| padib said: Burek, in order to make a valid prediction you really need to know what the NX is. You're not buying two pieces of hardware. You're buying the piece of hardware you prefer (be it handheld, low-capable home console, high-capable home console, other options that only the future knows) at the price that best fits you. In other words, it's more reasonable to expect prices to be lower for NX than it was for the U. Or, that those who opt for a more expensive device were willing to pay the price. I understand that you think that the new generation will gravitate to smartphones, but wasn't that generational influence already existent in the jump from DS to 3DS? Will the next generation be more affected by this trend? I don't see why they would be more susceptible than the previous wave, the logic doesn't convince me. |
See, that's the problem I see here. I understand the way that NX should work. Basically, it would have been the same as if WiiU and 3DS had a capability to play the same games.
So now, with what you say is NX, when it has that capability, you expect that those 3DS and WiiU sales will just add up. But in actuality, the numbers will get divided, as 50 million is the most users that nintendo has this generation. And those numbers will keep declining.
Then, my quandary is this? If NX is as you say it is, why would it be counted as one machine. Won't it just be two separate machines, sold separately, just sharing the library? It just doesn't add up to me at all.

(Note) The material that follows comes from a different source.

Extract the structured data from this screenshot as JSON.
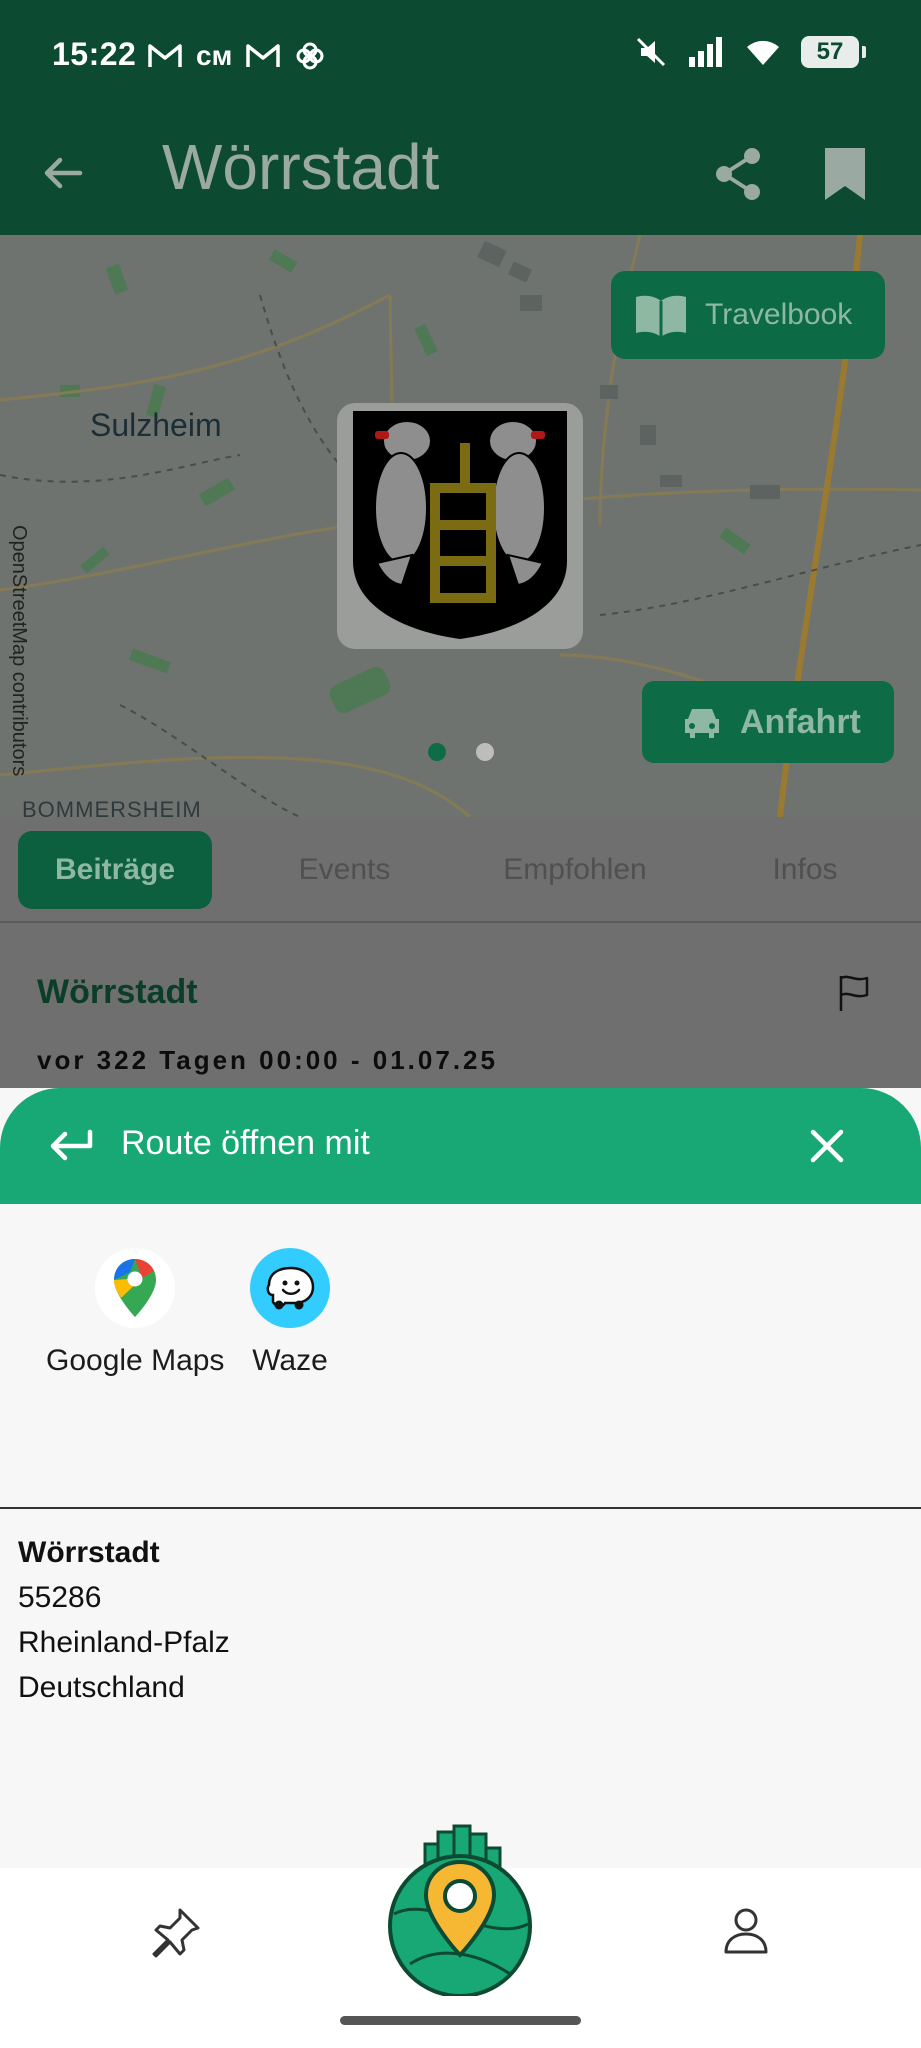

But, regardless of the technology and the specifications, I still believe that the entire NX project will live and die on the software level, and with AAA 3rd party completely uninterested in Nintendo, it will have no future. As is evident by the 25 year long decline of Nintendo's home consoles (interrupted by a short-lived mega-fad), less and less people are willing to limit themselves to just one entertainer, people's tastes have changed, and they demand a variety of choices that Nintendo consoles simply cannot offer to them.